20 Aralık 2015 Pazar

KIRMIZIMSI



Yeryüzünde hiç karşılaşmamışlardı. Ve o gece çocukluklarını gördüler rüyalarında. Saat 3 sularında.

Uyandıklarında birbirlerini tanıyorlardı. Evlerinden çıkarken ilk kez karşılaşacaklarını hissetmişlerdi.

Birkaç metre ileriden bakıştılar. Gözleri 'Seni tanıyorum. Yemin ederim ki seni tanıyorum çocuk!' diyordu.

Kırmızımsı pantolonlarını giymişlerdi. Kırmızının netliği yoktu. Rüya aleminin kutsal soyutluğu ve karmaşıklığını andırıyordu. Kırmızımsı.
Ceketleri, tanışmalarının gerçekle zıtlığını ama bir o kadar da uyumunu simgelerken biri siyahtı biri beyaz.


Büyümüştü. Bir gecede. Saat 3 sularında. Şimdi karşısındaydı çocukluğundaki sarı saçlarıyla.

Büyümüştü. Bir gecede. Saat 3 sularında. Şimdi karşısındaydı minik tırnaklarıyla.


Seni tanıyorum. Yemin ederim ki seni tanıyorum çocuk. Kendine iyi bak. Bir gün yeniden karşılaşacağız. Saat 3 sularında. Seni tanıyorum ve bunu biliyorum.




10 Mayıs 2015 Pazar

&



Bir kız çocuğu büyütüyorum.

Ruhu yaralar ve yara izleriyle dolu bu kız çocuğunun kanayan yerlerine kalbimi, kelimelerimi bastırıyorum.

Ağrılarını ruhumla ovuyorum.

Bembeyaz bedenine, geceleri uçuşan beyaz saçlarına bulaşan lekeleri tırnaklarımla parçalıyorum.

2 Nisan 2015 Perşembe

Sokakların Tanrısı



Bir ömür çalışıyorsunuz kendinizi "dış dünya" dediğiniz gerçek dünyadan korumak arzusuyla 4 duvara sahip olmak için. Olamazsanız ölürmüşsünüzcesine.

Bu yüzdendir ki sokaklar sokaklarla ve sokaklarda yaşayabilenler içindir.




Bütün sokaklara sahip bir serseri tanıdım.
Ben sokaklara sahip olmak istiyordum; o sahipti.
 
Sokaklar onu özgür, bir o kadar cesur, bir o kadar "hiç" yapmıştı. Ve bir o kadar da her şey.
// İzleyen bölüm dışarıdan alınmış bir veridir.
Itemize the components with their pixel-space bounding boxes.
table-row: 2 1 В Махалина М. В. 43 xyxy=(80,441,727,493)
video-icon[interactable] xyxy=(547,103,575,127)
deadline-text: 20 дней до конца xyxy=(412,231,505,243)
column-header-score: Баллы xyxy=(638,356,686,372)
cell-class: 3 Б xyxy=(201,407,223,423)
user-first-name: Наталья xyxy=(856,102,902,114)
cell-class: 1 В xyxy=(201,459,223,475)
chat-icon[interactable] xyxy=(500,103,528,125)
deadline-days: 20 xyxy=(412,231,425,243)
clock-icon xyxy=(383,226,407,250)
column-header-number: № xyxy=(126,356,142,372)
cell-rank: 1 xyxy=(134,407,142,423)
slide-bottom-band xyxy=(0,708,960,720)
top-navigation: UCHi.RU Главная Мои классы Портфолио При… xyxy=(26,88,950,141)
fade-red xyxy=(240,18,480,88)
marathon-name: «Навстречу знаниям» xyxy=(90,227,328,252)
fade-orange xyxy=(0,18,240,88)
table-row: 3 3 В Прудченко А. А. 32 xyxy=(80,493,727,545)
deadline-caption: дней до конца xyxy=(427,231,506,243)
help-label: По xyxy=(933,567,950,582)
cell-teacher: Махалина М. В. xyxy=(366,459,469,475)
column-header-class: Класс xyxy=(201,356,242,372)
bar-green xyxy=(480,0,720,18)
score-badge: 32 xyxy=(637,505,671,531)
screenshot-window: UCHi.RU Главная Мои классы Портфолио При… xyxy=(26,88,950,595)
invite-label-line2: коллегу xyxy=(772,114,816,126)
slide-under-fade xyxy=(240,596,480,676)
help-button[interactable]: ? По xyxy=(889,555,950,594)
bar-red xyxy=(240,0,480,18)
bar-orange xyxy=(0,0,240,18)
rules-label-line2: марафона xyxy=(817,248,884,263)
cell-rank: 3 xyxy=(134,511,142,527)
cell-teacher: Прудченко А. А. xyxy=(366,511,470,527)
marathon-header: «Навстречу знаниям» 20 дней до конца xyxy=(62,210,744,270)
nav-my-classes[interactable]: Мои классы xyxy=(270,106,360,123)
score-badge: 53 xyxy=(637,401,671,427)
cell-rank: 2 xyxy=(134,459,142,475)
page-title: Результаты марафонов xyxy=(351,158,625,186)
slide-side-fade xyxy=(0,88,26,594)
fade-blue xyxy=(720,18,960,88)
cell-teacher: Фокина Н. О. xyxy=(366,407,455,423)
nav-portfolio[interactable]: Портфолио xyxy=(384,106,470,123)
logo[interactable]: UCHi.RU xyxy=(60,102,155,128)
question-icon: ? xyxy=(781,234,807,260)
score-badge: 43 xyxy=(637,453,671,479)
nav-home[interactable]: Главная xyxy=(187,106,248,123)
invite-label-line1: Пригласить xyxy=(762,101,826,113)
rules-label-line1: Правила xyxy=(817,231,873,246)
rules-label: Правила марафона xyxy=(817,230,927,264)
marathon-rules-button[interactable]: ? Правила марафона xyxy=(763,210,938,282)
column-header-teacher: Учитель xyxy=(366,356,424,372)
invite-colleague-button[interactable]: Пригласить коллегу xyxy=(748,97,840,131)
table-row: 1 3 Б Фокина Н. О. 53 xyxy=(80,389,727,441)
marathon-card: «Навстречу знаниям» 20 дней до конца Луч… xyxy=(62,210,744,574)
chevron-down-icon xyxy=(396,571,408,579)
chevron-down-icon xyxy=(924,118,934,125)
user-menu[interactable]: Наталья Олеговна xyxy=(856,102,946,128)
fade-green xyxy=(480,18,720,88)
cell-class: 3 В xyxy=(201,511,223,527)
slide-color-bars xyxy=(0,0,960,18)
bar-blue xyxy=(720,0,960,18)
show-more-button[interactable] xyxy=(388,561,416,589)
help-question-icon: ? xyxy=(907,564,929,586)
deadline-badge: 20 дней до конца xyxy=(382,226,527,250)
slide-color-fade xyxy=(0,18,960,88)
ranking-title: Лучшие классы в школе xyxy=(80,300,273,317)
Şeytan olduğunu iddia eden bir "tanrıydı".
Bilmiyordu.
Sokakların tanrısı.

Tanrıların acı çektiklerini ondan öğrendim; sızlayan ruhunun kalbimi titrettiği zamanlarda.
Ve tanrıların yok olabileceklerini.
Tapılan bir tanrının eriyip gidebileceğini.

Gerçek şeytan sustu.
Gerçek şeytan son şarkı bittiğinde sonsuza kadar sustu.
Son notadan, son noktadan sonra...


20 Ocak 2015 Salı

Şeytan 2 - 3 - 4



2


Son şarkının çaldığını duyuyorum.
Mumlarım rüzgarlara karşı direniyor, bitene kadar yanmak için can atıyorlar.
Onlar söndüğünde sonsuzluğa birlikte gideceğimizi biliyor ruhumun sadık koruyucuları.
Son şarkı bizim için çalıyor.
Maskelerimiz cehennemin duvarlarında.
Sonsuz bir boşlukta yaşıyoruz.
Tanrının bile varlığımızdan haberi yok.
Mumlar konuşamaz,
Mumdan şeytan konuşmaz.


 3


Karanlıktan daha siyahım.
Hiçlik kadar boş, ay kadar parlak...
Ruhumda buzdan ağaçlarla dolu ormanlar var.
Saçlarım ruhumu astığım dallara benziyor.
Tren raylarında yürüyor, camların üstünde koşuyor, yağmurlarla yıkanıyor, yıldızlarda uyuyorum.
Gözyaşlarımın zehrini, dünyaya düşen her damlayla gözlerimden akan ve beyaz bulutları grileştirmeye yeten siyahlıklar kanıtlıyor.

 Benim olduğum her yer cehennem. Senin yağmurunsa meleklerin gözyaşı. Ve acı çeken hiçbir meleğin gözyaşı senin yaktığın bu ateşi söndür(e)meyecek.


4


Tanrım! Canımı yakıyorsun.
Sonsuza kadar yanmayı göze alıyor ve söylüyorum ki: acı çekmelisin!
Öyle ki benim cehennemim senin hiç giremeyeceğin cennetin olmalı.